The Vast Majority of California Vape Illness Patients Used Black Market Weed
As the dust continues to settle from the health emergency caused by tainted vape cartridges, a new research study from scientists at the US Centers for Disease Control (CDC) and California Department of Public Health once again places blame on unregulated THC vapes.
According to Reason, a new peer-reviewed study published in the journal JAMA Internal Medicine found that out of 160 sample cases of EVALI patients, just 9 percent said that they had not vaped cannabis at all, with one singular patient saying that they had only vaped THC products purchased from an identified legal retailer.
When it came to patients who readily admitted THC vape use, 75 percent were open about obtaining their carts from black market sources, while 25 percent insisted that their products were legal. But upon further inquiry, the vast majority of those supposedly legal carts were actually purchased from unregulated pot shops or other unverifiable dealers.

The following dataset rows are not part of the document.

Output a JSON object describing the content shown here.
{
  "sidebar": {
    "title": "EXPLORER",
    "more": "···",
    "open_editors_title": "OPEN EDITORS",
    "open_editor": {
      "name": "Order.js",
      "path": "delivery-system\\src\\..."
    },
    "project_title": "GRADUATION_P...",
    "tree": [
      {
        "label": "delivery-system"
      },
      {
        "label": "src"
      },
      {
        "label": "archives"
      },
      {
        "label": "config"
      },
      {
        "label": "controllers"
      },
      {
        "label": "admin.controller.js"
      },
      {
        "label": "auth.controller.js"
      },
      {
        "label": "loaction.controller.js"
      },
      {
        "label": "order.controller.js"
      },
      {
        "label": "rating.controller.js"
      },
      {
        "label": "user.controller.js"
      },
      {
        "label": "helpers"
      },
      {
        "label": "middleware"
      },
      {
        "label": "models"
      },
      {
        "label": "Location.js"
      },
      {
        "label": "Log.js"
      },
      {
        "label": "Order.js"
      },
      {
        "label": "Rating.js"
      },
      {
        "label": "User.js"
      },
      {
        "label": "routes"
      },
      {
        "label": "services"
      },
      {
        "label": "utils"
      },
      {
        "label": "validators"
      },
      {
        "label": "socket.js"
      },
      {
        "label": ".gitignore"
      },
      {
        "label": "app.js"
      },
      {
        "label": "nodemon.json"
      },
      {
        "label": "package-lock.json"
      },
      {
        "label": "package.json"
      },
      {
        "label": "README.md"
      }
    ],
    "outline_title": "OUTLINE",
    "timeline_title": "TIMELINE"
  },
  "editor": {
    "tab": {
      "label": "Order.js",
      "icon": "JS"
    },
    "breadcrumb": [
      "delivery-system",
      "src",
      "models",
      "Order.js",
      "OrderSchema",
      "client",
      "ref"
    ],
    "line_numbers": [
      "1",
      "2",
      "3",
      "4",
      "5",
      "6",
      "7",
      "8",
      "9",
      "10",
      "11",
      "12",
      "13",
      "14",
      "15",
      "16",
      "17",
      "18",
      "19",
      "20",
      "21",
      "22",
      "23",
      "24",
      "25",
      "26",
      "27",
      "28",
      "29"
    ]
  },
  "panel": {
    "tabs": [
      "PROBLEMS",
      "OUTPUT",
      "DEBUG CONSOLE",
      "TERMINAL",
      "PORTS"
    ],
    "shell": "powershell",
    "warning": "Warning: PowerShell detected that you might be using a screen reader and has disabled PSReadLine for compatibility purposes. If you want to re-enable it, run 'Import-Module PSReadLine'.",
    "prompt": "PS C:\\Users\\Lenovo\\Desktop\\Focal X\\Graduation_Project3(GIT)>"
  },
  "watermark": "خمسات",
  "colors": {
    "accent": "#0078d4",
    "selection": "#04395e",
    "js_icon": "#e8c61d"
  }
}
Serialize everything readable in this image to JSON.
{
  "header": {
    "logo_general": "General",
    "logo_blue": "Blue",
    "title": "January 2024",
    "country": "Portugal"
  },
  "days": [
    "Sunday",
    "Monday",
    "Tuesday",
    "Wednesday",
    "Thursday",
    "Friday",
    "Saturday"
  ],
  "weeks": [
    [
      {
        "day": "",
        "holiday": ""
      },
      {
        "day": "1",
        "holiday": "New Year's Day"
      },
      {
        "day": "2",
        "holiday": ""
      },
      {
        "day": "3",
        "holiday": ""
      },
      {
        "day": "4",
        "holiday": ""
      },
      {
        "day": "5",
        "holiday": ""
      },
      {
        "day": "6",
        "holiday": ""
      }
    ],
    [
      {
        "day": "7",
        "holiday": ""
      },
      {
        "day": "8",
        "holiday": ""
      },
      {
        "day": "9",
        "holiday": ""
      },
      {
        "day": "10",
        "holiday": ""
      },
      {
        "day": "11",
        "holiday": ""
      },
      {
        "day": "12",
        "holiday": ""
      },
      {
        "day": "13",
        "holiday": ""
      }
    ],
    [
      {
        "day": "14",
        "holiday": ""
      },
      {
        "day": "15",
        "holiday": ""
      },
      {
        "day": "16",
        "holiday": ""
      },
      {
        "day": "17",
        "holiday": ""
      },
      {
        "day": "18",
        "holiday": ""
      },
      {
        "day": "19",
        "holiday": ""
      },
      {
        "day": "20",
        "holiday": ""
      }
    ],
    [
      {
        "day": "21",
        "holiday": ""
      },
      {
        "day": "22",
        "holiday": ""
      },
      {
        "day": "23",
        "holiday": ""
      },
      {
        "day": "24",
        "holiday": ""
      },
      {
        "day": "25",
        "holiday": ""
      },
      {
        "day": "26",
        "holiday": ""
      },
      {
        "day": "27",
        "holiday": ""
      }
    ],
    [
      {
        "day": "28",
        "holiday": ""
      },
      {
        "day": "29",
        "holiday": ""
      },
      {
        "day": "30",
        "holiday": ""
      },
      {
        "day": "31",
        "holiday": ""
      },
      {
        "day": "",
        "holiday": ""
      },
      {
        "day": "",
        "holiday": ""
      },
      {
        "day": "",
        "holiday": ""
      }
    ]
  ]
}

"This report — the first to our knowledge to describe cases in a state with a legal adult-use cannabis market — appears to confirm patterns of clinical findings and vaping practices previously reported in other states and nationally," the researchers wrote.
Despite the Golden State’s sizeable legal cannabis market, California is also home to the world’s most prolific underground pot trade. But as local marijuana regulators continue to try and push customers into the legal market, low prices and unrestricted access have kept the black market not just afloat, but thriving. But while that might mean $100 ounces for some, unlicensed cannabis products unfortunately caused chemically-induced lung damage for others.
"Although California has a legal adult-use cannabis market, the majority of affected patients reported using THC-containing products obtained from informal sources, such as friends or acquaintances or unlicensed retailers,” the researchers concluded. “In addition, most THC-containing products tested contained [vitamin E acetate], which has recently been identified in both clinical and product samples from patients with [vaping-related lung injuries]."
And while new cases of the vape-related illness have curtailed significantly since the start of 2020, people are still dying from tainted vape cartridges. As such, the need for smart, regulated product testing continues to be a central tenet of legalization debates across the country.